The evening is spent in the city’s old quarter, with three UK colleagues. After dinner at the decidedly smart Gran Café (an accidental find, highly recommended), we find ourselves in a bar which oozes Barcelona cool – complete with spontaneous salsa dancing from some of the patrons. Mercifully, our participation is confined to polite hand-clapping.
We end the evening in a so-called “Irish” bar, drinking Spanish beer, listening to American music, watching Italian football, and chatting with the Swedish/Sri Lankan barmaid. Authenticity be damned!
The morning is spent explaining the new software to the key administrators, who will need expert knowledge from day one. Next, a more detailed presentation of the training materials to the external trainer, who starts his courses next month. Mid-afternoon, walking downstairs for coffee, a British colleague notices that my (brand new) trousers have split at the back, revealing a good two inches of dazzling white underwear. Maybe that sales bargain was too good to be true after all.
I spent the rest of the afternoon artfully concealing my sartorial shame. Whenever obliged to walk around the large, open-plan office, I clasp my hands firmly behind my back, rather in the manner of the Duke of Edinburgh. Thankfully, no-one notices a thing. Maybe they’re simply too polite to pass comment. Or maybe they’re all quietly doubled up in hysterics behind me. Ignorance is sometimes bliss.
After tapas in town (cheap, cheerful and delicious), a late flight home, also delayed. I crawl into bed around 1:30.
I didn’t get to bed until 1:30 this morning, you know!”, I chirp merrily to anyone in earshot. I suspect that you’re beginning to get the measure of me.
The day passes in a blur of frantic keyboard pounding; after two days in Spain, I have been neglecting the Swiss, and so must catch up.

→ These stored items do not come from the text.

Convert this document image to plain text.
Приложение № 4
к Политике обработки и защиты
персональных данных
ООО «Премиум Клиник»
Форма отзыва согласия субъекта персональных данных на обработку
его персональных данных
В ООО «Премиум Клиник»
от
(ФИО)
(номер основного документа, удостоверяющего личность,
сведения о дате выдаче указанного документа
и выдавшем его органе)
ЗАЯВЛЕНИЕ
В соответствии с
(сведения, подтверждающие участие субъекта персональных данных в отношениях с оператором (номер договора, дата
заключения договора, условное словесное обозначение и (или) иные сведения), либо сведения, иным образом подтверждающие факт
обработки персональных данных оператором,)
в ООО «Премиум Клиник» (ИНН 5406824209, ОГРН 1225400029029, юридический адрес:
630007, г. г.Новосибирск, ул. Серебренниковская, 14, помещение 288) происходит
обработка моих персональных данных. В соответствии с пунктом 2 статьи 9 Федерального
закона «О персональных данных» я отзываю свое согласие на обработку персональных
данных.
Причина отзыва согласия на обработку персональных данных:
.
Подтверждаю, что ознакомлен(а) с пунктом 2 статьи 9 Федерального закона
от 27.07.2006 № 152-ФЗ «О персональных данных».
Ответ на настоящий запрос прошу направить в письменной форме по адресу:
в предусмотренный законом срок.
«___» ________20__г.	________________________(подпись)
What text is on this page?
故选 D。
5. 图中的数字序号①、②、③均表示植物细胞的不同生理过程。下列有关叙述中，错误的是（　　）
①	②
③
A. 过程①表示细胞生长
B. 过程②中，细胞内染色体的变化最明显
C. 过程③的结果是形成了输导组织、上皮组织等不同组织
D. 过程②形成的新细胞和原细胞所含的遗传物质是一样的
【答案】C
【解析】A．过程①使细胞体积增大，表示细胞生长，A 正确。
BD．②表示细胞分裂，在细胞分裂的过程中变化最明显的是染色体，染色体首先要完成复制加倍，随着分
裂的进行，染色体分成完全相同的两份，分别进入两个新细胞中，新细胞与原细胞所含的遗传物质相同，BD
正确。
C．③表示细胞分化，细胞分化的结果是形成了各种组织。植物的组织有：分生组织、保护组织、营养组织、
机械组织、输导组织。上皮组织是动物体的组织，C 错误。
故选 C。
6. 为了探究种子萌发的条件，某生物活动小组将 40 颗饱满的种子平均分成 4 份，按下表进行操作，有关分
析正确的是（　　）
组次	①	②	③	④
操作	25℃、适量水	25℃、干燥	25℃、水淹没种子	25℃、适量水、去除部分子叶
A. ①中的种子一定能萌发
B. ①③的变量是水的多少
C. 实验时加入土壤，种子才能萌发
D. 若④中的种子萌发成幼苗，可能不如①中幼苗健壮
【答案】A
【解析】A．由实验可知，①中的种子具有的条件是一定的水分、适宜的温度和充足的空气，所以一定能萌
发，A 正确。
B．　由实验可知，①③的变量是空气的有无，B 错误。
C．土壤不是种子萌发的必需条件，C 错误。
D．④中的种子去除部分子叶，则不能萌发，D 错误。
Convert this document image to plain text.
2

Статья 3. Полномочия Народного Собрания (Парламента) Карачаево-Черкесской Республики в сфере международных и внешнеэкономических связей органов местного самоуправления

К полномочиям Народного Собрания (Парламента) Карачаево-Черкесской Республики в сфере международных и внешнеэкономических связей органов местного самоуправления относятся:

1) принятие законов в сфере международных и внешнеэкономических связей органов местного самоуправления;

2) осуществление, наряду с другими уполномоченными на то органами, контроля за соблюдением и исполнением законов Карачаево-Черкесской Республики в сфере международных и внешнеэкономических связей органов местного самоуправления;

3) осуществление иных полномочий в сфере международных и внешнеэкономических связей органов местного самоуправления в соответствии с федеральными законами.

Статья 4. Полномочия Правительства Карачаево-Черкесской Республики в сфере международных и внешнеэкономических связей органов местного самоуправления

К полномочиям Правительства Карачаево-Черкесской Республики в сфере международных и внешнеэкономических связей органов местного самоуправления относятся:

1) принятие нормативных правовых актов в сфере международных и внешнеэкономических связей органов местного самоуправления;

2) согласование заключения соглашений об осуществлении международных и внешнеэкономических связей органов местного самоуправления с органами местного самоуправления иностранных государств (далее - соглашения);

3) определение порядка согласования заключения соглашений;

In the early evening, we drive out to our “country pile” in Derbyshire, via The Gate at Brassington (our favourite pub for miles around). Supper, log fire, telly, wine, bliss.
More frantic keyboard pounding – but for a rather different purpose this time. I’m on the judging panel for The Bloggies (www.bloggies.com), which are a set of annual awards given to the best weblogs from around the world. I’m helping to judge ten categories, including Best Photography and Most Humorous. With around two dozen finalists in each category, sifting through the sites is an enormous task, but I try to maintain an objective view of each site’s particular merits, regardless of my own personal preferences (a particularly tough job when it comes to the Best Political category).
By tea-time, I am almost forcibly removed from my laptop and bundled into the car – it’s time for another visit to relatives, and time to banish computers from my thoughts for the rest of the weekend.
(Guess which section got sub-edited out? Clearly, the Nottingham business community is not yet ready for my pants. Would it have have helped if I’d mentioned they were Calvin Klein?)